Description

Through BAC modification/recombineering, we can place reporter genes under specific regulatory sequences of the BAC, introduce point mutations into the target gene, transfer fragments from the BAC to a plasmid vector, and add selection markers to the BAC backbone.

Notes:

a. Definition of Duration: The period from order acceptance to shipment, not including the time required for customer preparation of materials (e.g., purchasing BAC clones). 

b. Prices include the cost of purchasing BAC clones from BACPAC; the final quotation may vary depending on the complexity of the sequence introduction. 

c. This service is only applicable to BACs containing loxP sites in their backbone, most of which are available from the BACPAC resource center.

Service Description

Free BAC Modification Design

Our experienced technical team will design a detailed and efficient BAC modification plan for you based on your needs, free of charge.

Purchasing BAC for You

If you know the BAC ID you need, please provide it to us, and we will purchase it for you. If you are unsure about the BAC to use, we can help you find the appropriate BAC based on your research gene. Most BACs can be obtained from the CHORI BACPAC resource center, but some may need to be purchased from other suppliers. You can also send us Escherichia coli containing the BAC directly.

"One-Step BAC Modification"

This can be used to introduce large fragments, such as adding a reporter gene for tracing purposes behind a gene promoter, or to introduce small changes like point mutations.

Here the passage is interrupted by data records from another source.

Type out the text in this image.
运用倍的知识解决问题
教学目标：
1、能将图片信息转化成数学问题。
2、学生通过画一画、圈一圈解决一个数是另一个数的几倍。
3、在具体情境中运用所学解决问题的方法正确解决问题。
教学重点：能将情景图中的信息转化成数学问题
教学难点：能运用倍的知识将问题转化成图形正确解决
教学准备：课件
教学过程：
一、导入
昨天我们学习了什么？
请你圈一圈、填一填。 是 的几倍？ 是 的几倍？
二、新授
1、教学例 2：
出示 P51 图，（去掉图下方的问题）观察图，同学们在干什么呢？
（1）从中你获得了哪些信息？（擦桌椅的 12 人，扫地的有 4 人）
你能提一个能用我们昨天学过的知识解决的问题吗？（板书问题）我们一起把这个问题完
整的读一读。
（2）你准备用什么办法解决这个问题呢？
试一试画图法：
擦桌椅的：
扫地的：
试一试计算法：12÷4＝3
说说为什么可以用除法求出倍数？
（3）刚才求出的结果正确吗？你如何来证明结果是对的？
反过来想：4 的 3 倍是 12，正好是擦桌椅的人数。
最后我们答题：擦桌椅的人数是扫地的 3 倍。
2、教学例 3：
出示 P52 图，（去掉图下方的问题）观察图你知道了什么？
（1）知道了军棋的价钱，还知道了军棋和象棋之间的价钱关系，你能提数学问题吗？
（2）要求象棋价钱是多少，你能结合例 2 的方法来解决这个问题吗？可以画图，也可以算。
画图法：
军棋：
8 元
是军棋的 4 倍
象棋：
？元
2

Introduction of Large Fragments: The fragment contains the gene of interest (GOI) (e.g., LacZ or GFP reporter genes), flanked by an FRT site selection expression cassette with homologous arms matching the recombination region. This replaces the endogenous region on the BAC through homologous recombination. The selection expression cassette can identify successfully modified BAC clones and can be removed by Flp-mediated recombination, leaving only an FRT site.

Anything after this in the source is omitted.